Hard metals comprising of hard transition metal carbide and a ductile binder metal have been known and commercially available for several years. They are used mainly as tools for material working, particularly for cutting work, for stone processing or for noncutting shaping, and also in the area of wear protection. A very high percentage of these commercially available hard metals has tungsten carbide as the major component, sometimes with additions of titanium carbide, niobium carbide or tantallum carbide and cobalt as the binder metal. Tungsten carbide is preferred due to its mechanical properties, namely high hardness, very high modulus of elasticity, and high compressive strength, and also due to its excellent wettability and its high-temperature dependent solubility in the liquid cobalt binder.
Over the years, a technology has been established which permits the reproducible manufacture of hard metals having certain specific properties by changing the state of the starting materials, the manufacturing parameters and by the use of additives. However, it has been and is still difficult to introduce new materials into this established technology.
Recent studies concerning the exhaustion of supplies of certain raw materials have indicated that for some elements there are only very limited minable reserves and that for other elements the majority of the supplies are concentrated in only a few countries. The use of these raw materials may lead to dependencies which may become a risk, particularly for highly industrialized nations. One of these raw materials is tungsten, which has a relatively high specific weight and is not very plentiful.
It has been proposed to produce a hard metal utilizing titanium carbide as the hard substance and nickel as the binder metal, and to improve the wetting behavior between this hard substance and binder by adding molybdenum carbide. Particularly fine grained hard metals were obtained from (Ti,Mo) (C,N) mixed phases. However, the additions of molybdenum carbide were limited. As can be seen from the phase diagram for the molybdenum-carbon system, there exist four binary molybdenum carbides. Of these, only Mo.sub.2 C is stable over the entire temperature range. Mo.sub.2 C, however, is not very hard, is brittle and, moreover, converts to an ordered orthorhombic modification at temperatures around 1700.degree. K. Therefore, binary molybdenum carbides do not offer promising possibilities for industrial utilization as hardness carriers in hard metals.

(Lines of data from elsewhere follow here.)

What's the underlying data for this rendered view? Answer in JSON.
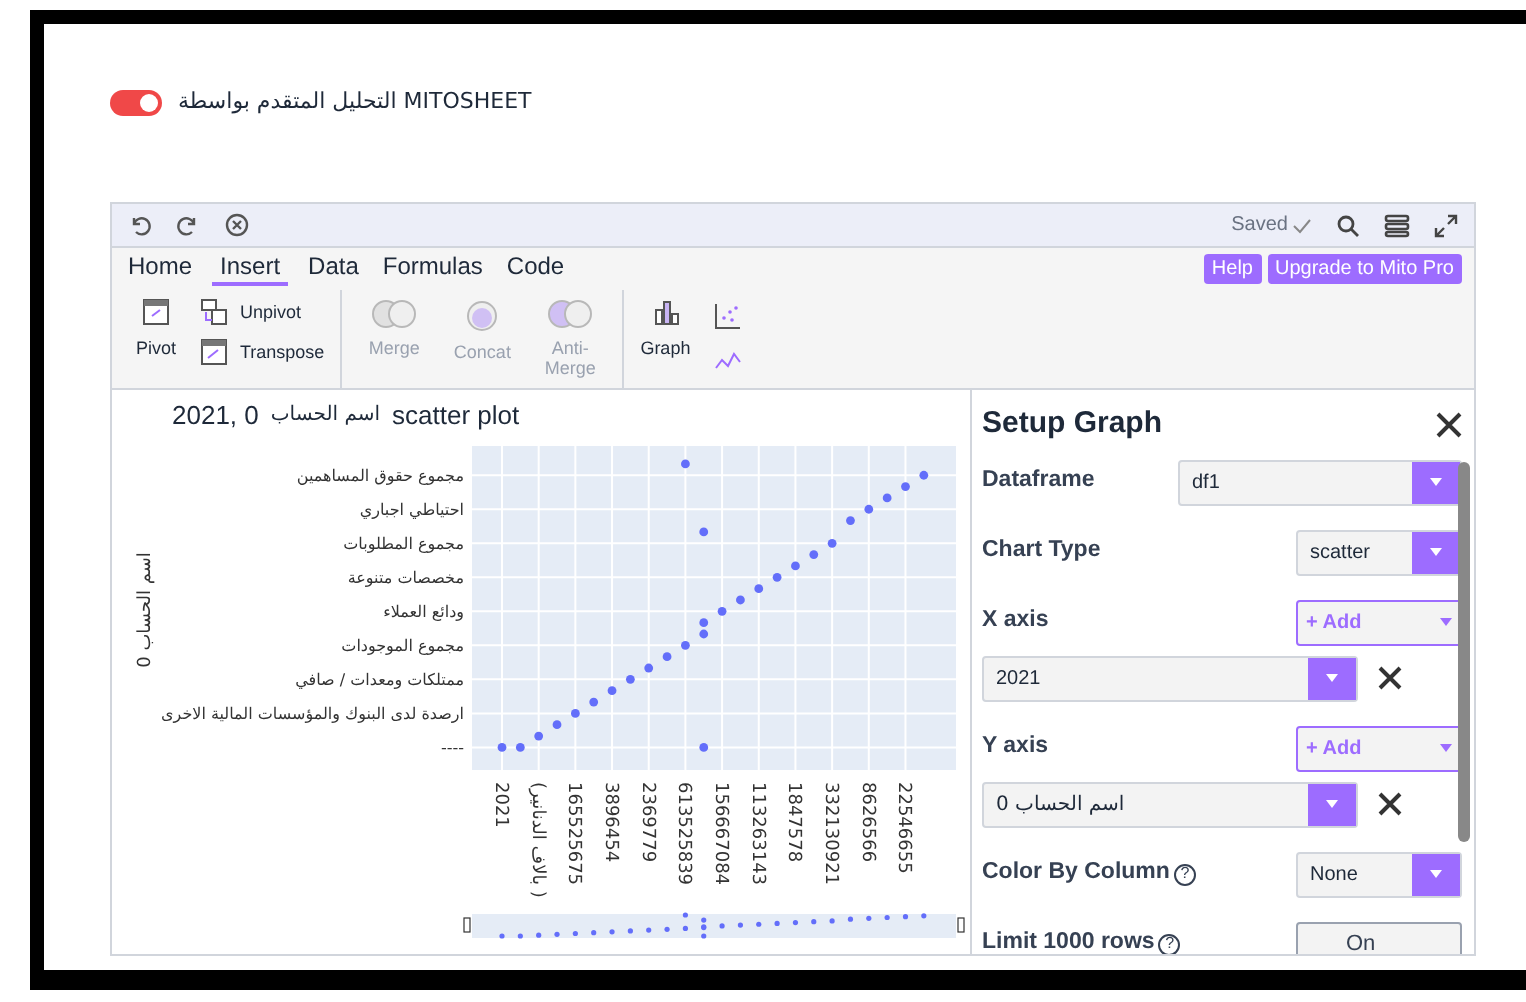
{
  "header": {
    "toggle_on": true,
    "title": "التحليل المتقدم بواسطة MITOSHEET"
  },
  "toolbar": {
    "status": "Saved"
  },
  "menu_tabs": [
    {
      "label": "Home",
      "selected": false
    },
    {
      "label": "Insert",
      "selected": true
    },
    {
      "label": "Data",
      "selected": false
    },
    {
      "label": "Formulas",
      "selected": false
    },
    {
      "label": "Code",
      "selected": false
    }
  ],
  "menu_buttons": [
    "Help",
    "Upgrade to Mito Pro"
  ],
  "ribbon": [
    {
      "kind": "pivot",
      "label": "Pivot",
      "disabled": false
    },
    {
      "kind": "unpivot",
      "label": "Unpivot",
      "disabled": false
    },
    {
      "kind": "transpose",
      "label": "Transpose",
      "disabled": false
    },
    {
      "kind": "merge",
      "label": "Merge",
      "disabled": true
    },
    {
      "kind": "concat",
      "label": "Concat",
      "disabled": true
    },
    {
      "kind": "antimerge",
      "label": "Anti-Merge",
      "disabled": true
    },
    {
      "kind": "graph",
      "label": "Graph",
      "disabled": false
    },
    {
      "kind": "scatter",
      "disabled": false
    },
    {
      "kind": "line",
      "disabled": false
    }
  ],
  "chart": {
    "title_parts": [
      "2021, 0",
      "اسم الحساب",
      "scatter plot"
    ],
    "ylabel": "اسم الحساب 0",
    "y_tick_labels": [
      "مجموع حقوق المساهمين",
      "احتياطي اجباري",
      "مجموع المطلوبات",
      "مخصصات متنوعة",
      "ودائع العملاء",
      "مجموع الموجودات",
      "ممتلكات ومعدات / صافي",
      "ارصدة لدى البنوك والمؤسسات المالية الاخرى",
      "----"
    ],
    "x_tick_labels": [
      "2021",
      "(بالاف الدنانير )",
      "165525675",
      "3896454",
      "2369779",
      "613525839",
      "156667084",
      "113263143",
      "1847578",
      "332130921",
      "8626566",
      "22546655"
    ]
  },
  "panel": {
    "title": "Setup Graph",
    "dataframe": {
      "label": "Dataframe",
      "value": "df1"
    },
    "chart_type": {
      "label": "Chart Type",
      "value": "scatter"
    },
    "x_axis": {
      "label": "X axis",
      "add": "+ Add",
      "columns": [
        "2021"
      ]
    },
    "y_axis": {
      "label": "Y axis",
      "add": "+ Add",
      "columns": [
        "اسم الحساب 0"
      ]
    },
    "color_by": {
      "label": "Color By Column",
      "help": "?",
      "value": "None"
    },
    "limit": {
      "label": "Limit 1000 rows",
      "help": "?",
      "value": "On"
    }
  }
}
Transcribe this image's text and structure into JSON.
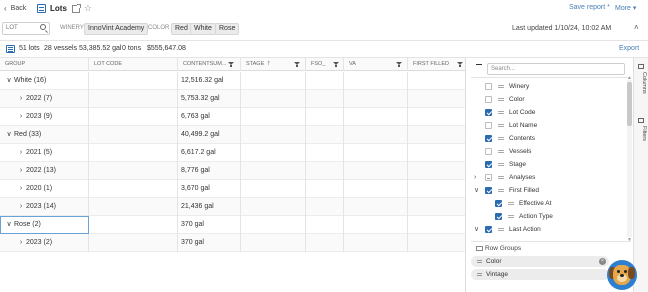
{
  "header": {
    "back_label": "Back",
    "title": "Lots",
    "save_report_label": "Save report *",
    "more_label": "More"
  },
  "filters": {
    "lot_placeholder": "LOT",
    "winery_label": "WINERY",
    "winery_value": "InnoVint Academy",
    "color_label": "COLOR",
    "color_values": [
      "Red",
      "White",
      "Rose"
    ],
    "last_updated": "Last updated 1/10/24, 10:02 AM"
  },
  "summary": {
    "lots": "51 lots",
    "vessels": "28 vessels",
    "gallons": "53,385.52 gal",
    "tons": "0 tons",
    "value": "$555,647.08",
    "export_label": "Export"
  },
  "grid": {
    "columns": [
      "GROUP",
      "LOT CODE",
      "CONTENTSUM...",
      "STAGE",
      "FSO_",
      "VA",
      "FIRST FILLED"
    ],
    "rows": [
      {
        "label": "White (16)",
        "level": 0,
        "expanded": true,
        "contents": "12,516.32 gal"
      },
      {
        "label": "2022 (7)",
        "level": 1,
        "expanded": false,
        "contents": "5,753.32 gal"
      },
      {
        "label": "2023 (9)",
        "level": 1,
        "expanded": false,
        "contents": "6,763 gal"
      },
      {
        "label": "Red (33)",
        "level": 0,
        "expanded": true,
        "contents": "40,499.2 gal"
      },
      {
        "label": "2021 (5)",
        "level": 1,
        "expanded": false,
        "contents": "6,617.2 gal"
      },
      {
        "label": "2022 (13)",
        "level": 1,
        "expanded": false,
        "contents": "8,776 gal"
      },
      {
        "label": "2020 (1)",
        "level": 1,
        "expanded": false,
        "contents": "3,670 gal"
      },
      {
        "label": "2023 (14)",
        "level": 1,
        "expanded": false,
        "contents": "21,436 gal"
      },
      {
        "label": "Rose (2)",
        "level": 0,
        "expanded": true,
        "contents": "370 gal"
      },
      {
        "label": "2023 (2)",
        "level": 1,
        "expanded": false,
        "contents": "370 gal"
      }
    ]
  },
  "panel": {
    "search_placeholder": "Search...",
    "columns": [
      {
        "label": "Winery",
        "checked": false,
        "indent": 0,
        "expandable": false
      },
      {
        "label": "Color",
        "checked": false,
        "indent": 0,
        "expandable": false
      },
      {
        "label": "Lot Code",
        "checked": true,
        "indent": 0,
        "expandable": false
      },
      {
        "label": "Lot Name",
        "checked": false,
        "indent": 0,
        "expandable": false
      },
      {
        "label": "Contents",
        "checked": true,
        "indent": 0,
        "expandable": false
      },
      {
        "label": "Vessels",
        "checked": false,
        "indent": 0,
        "expandable": false
      },
      {
        "label": "Stage",
        "checked": true,
        "indent": 0,
        "expandable": false
      },
      {
        "label": "Analyses",
        "checked": "partial",
        "indent": 0,
        "expandable": "collapsed"
      },
      {
        "label": "First Filled",
        "checked": true,
        "indent": 0,
        "expandable": "expanded"
      },
      {
        "label": "Effective At",
        "checked": true,
        "indent": 1,
        "expandable": false
      },
      {
        "label": "Action Type",
        "checked": true,
        "indent": 1,
        "expandable": false
      },
      {
        "label": "Last Action",
        "checked": true,
        "indent": 0,
        "expandable": "expanded"
      }
    ],
    "row_groups_label": "Row Groups",
    "row_groups": [
      "Color",
      "Vintage"
    ]
  },
  "sidetabs": {
    "columns_label": "Columns",
    "filters_label": "Filters"
  }
}
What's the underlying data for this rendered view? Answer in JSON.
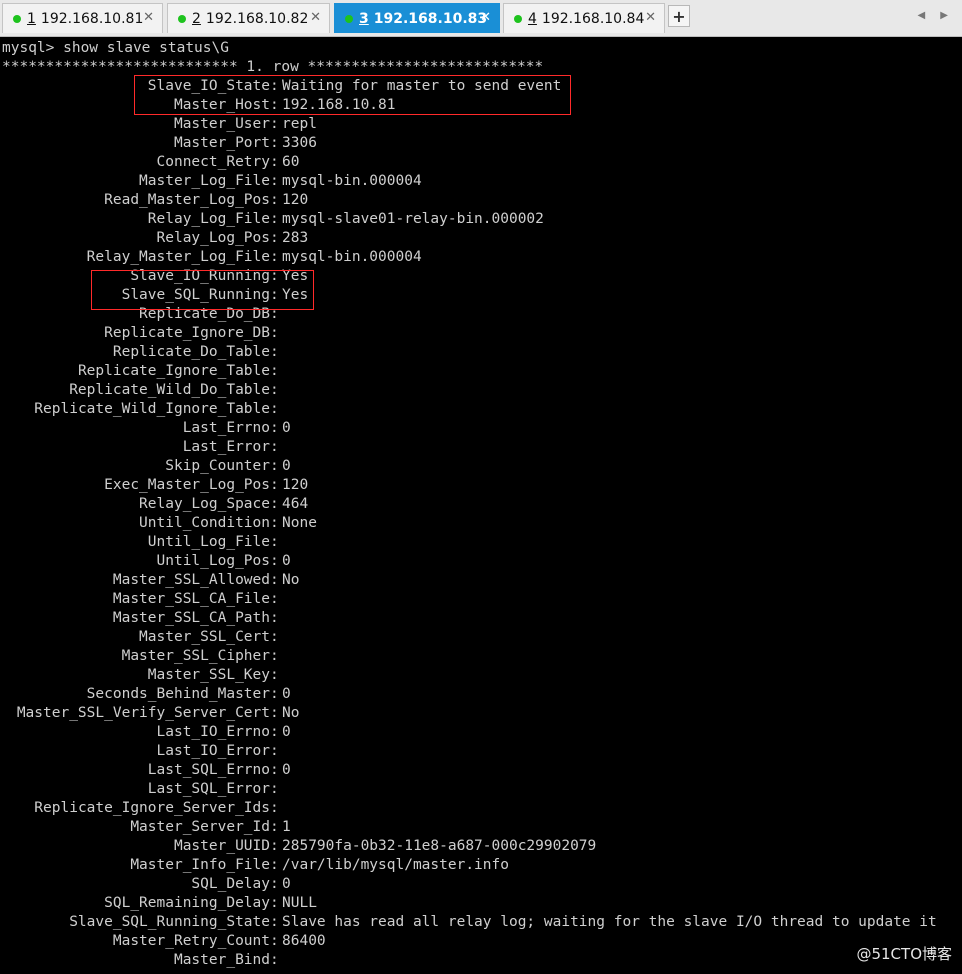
{
  "tabs": [
    {
      "num": "1",
      "label": "192.168.10.81",
      "active": false,
      "status": "connected"
    },
    {
      "num": "2",
      "label": "192.168.10.82",
      "active": false,
      "status": "connected"
    },
    {
      "num": "3",
      "label": "192.168.10.83",
      "active": true,
      "status": "connected"
    },
    {
      "num": "4",
      "label": "192.168.10.84",
      "active": false,
      "status": "connected"
    }
  ],
  "tabbar": {
    "close_glyph": "✕",
    "add_glyph": "+",
    "nav_glyphs": "◀ ▶"
  },
  "colors": {
    "terminal_bg": "#000000",
    "terminal_fg": "#cfcfcf",
    "active_tab": "#1a8fd6",
    "status_dot": "#1ec31e",
    "highlight_border": "#ff2a2a"
  },
  "terminal": {
    "command": "mysql> show slave status\\G",
    "header": "*************************** 1. row ***************************",
    "rows": [
      {
        "key": "Slave_IO_State",
        "value": "Waiting for master to send event"
      },
      {
        "key": "Master_Host",
        "value": "192.168.10.81"
      },
      {
        "key": "Master_User",
        "value": "repl"
      },
      {
        "key": "Master_Port",
        "value": "3306"
      },
      {
        "key": "Connect_Retry",
        "value": "60"
      },
      {
        "key": "Master_Log_File",
        "value": "mysql-bin.000004"
      },
      {
        "key": "Read_Master_Log_Pos",
        "value": "120"
      },
      {
        "key": "Relay_Log_File",
        "value": "mysql-slave01-relay-bin.000002"
      },
      {
        "key": "Relay_Log_Pos",
        "value": "283"
      },
      {
        "key": "Relay_Master_Log_File",
        "value": "mysql-bin.000004"
      },
      {
        "key": "Slave_IO_Running",
        "value": "Yes"
      },
      {
        "key": "Slave_SQL_Running",
        "value": "Yes"
      },
      {
        "key": "Replicate_Do_DB",
        "value": ""
      },
      {
        "key": "Replicate_Ignore_DB",
        "value": ""
      },
      {
        "key": "Replicate_Do_Table",
        "value": ""
      },
      {
        "key": "Replicate_Ignore_Table",
        "value": ""
      },
      {
        "key": "Replicate_Wild_Do_Table",
        "value": ""
      },
      {
        "key": "Replicate_Wild_Ignore_Table",
        "value": ""
      },
      {
        "key": "Last_Errno",
        "value": "0"
      },
      {
        "key": "Last_Error",
        "value": ""
      },
      {
        "key": "Skip_Counter",
        "value": "0"
      },
      {
        "key": "Exec_Master_Log_Pos",
        "value": "120"
      },
      {
        "key": "Relay_Log_Space",
        "value": "464"
      },
      {
        "key": "Until_Condition",
        "value": "None"
      },
      {
        "key": "Until_Log_File",
        "value": ""
      },
      {
        "key": "Until_Log_Pos",
        "value": "0"
      },
      {
        "key": "Master_SSL_Allowed",
        "value": "No"
      },
      {
        "key": "Master_SSL_CA_File",
        "value": ""
      },
      {
        "key": "Master_SSL_CA_Path",
        "value": ""
      },
      {
        "key": "Master_SSL_Cert",
        "value": ""
      },
      {
        "key": "Master_SSL_Cipher",
        "value": ""
      },
      {
        "key": "Master_SSL_Key",
        "value": ""
      },
      {
        "key": "Seconds_Behind_Master",
        "value": "0"
      },
      {
        "key": "Master_SSL_Verify_Server_Cert",
        "value": "No"
      },
      {
        "key": "Last_IO_Errno",
        "value": "0"
      },
      {
        "key": "Last_IO_Error",
        "value": ""
      },
      {
        "key": "Last_SQL_Errno",
        "value": "0"
      },
      {
        "key": "Last_SQL_Error",
        "value": ""
      },
      {
        "key": "Replicate_Ignore_Server_Ids",
        "value": ""
      },
      {
        "key": "Master_Server_Id",
        "value": "1"
      },
      {
        "key": "Master_UUID",
        "value": "285790fa-0b32-11e8-a687-000c29902079"
      },
      {
        "key": "Master_Info_File",
        "value": "/var/lib/mysql/master.info"
      },
      {
        "key": "SQL_Delay",
        "value": "0"
      },
      {
        "key": "SQL_Remaining_Delay",
        "value": "NULL"
      },
      {
        "key": "Slave_SQL_Running_State",
        "value": "Slave has read all relay log; waiting for the slave I/O thread to update it"
      },
      {
        "key": "Master_Retry_Count",
        "value": "86400"
      },
      {
        "key": "Master_Bind",
        "value": ""
      }
    ]
  },
  "watermark": "@51CTO博客"
}
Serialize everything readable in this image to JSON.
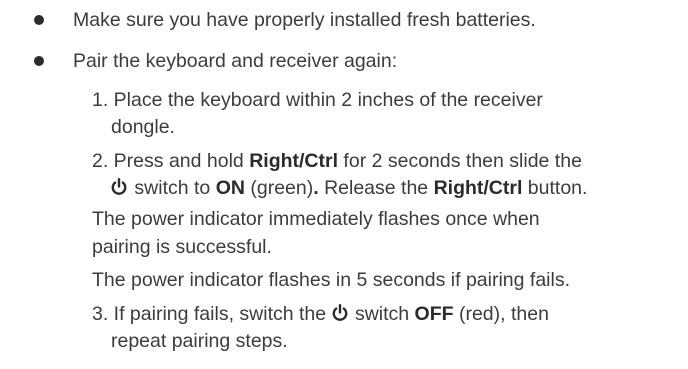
{
  "bullets": [
    {
      "text": "Make sure you have properly installed fresh batteries."
    },
    {
      "text": "Pair the keyboard and receiver again:"
    }
  ],
  "steps": {
    "s1_line1": "1. Place the keyboard within 2 inches of the receiver",
    "s1_line2": "dongle.",
    "s2_a": "2. Press and hold ",
    "s2_b": "Right/Ctrl",
    "s2_c": " for 2 seconds then slide the",
    "s2_d": " switch to ",
    "s2_e": "ON",
    "s2_f": " (green)",
    "s2_g": ".",
    "s2_h": " Release the ",
    "s2_i": "Right/Ctrl",
    "s2_j": " button.",
    "p1_line1": "The power indicator immediately flashes once when",
    "p1_line2": "pairing is successful.",
    "p2": "The power indicator flashes in 5 seconds if pairing fails.",
    "s3_a": "3. If pairing fails, switch the ",
    "s3_b": " switch ",
    "s3_c": "OFF",
    "s3_d": " (red), then",
    "s3_line2": "repeat pairing steps."
  },
  "icons": {
    "power": "power-icon"
  }
}
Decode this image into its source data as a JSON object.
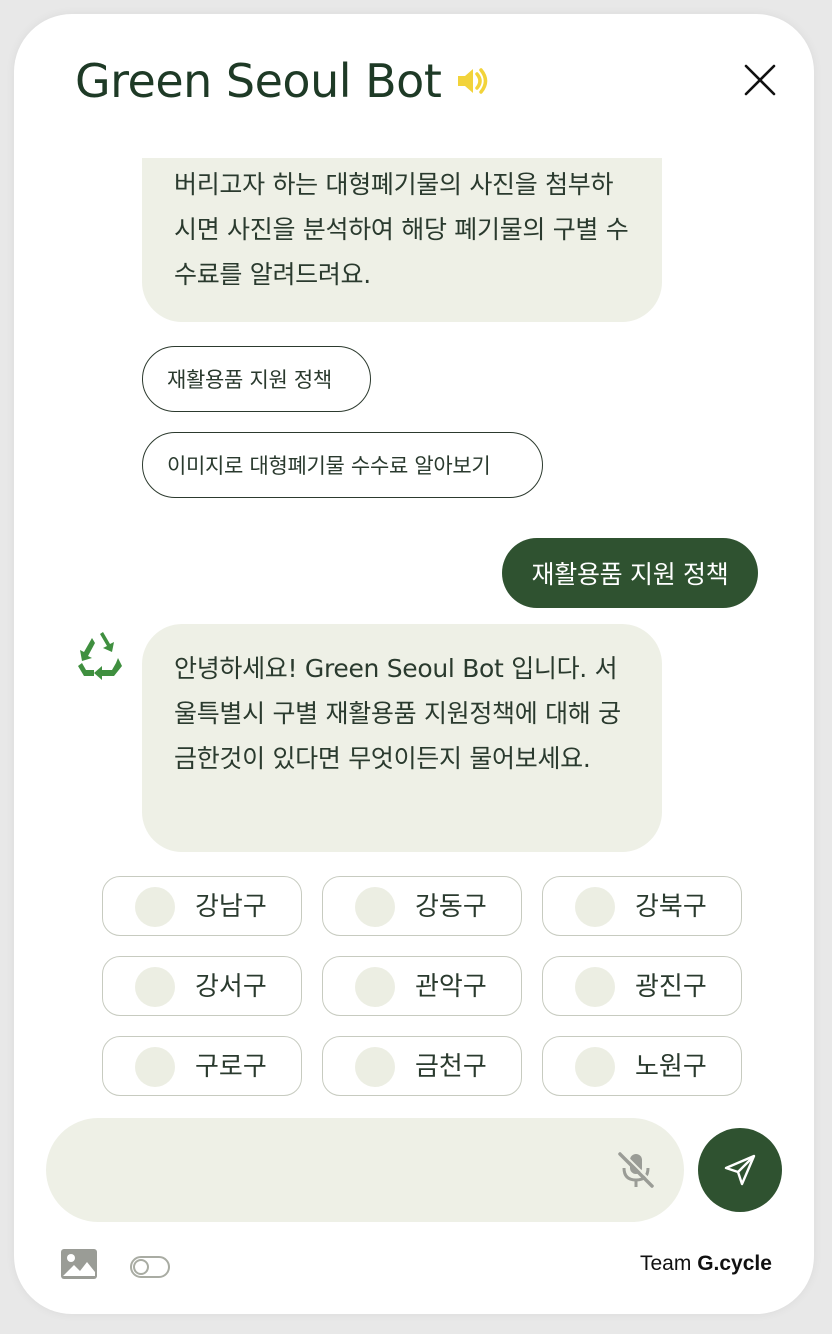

The situation is different, however, with the ternary molybdenum-tungsten carbide which is rich in molybdenum and with which a (W,Mo)C mixed crystal can be obtained and processed. Molybdenum contents up to 60 Mol % seem to be possible with this system. It has been shown that in the presence of the binder metals iron, cobalt, or nickel, the nucleation of the (Mo,W)C mixed crystals is substantially improved and it has been proposed to produce hard metals by simultaneously melting or sintering for extended periods MoC+WC+Co mixtures.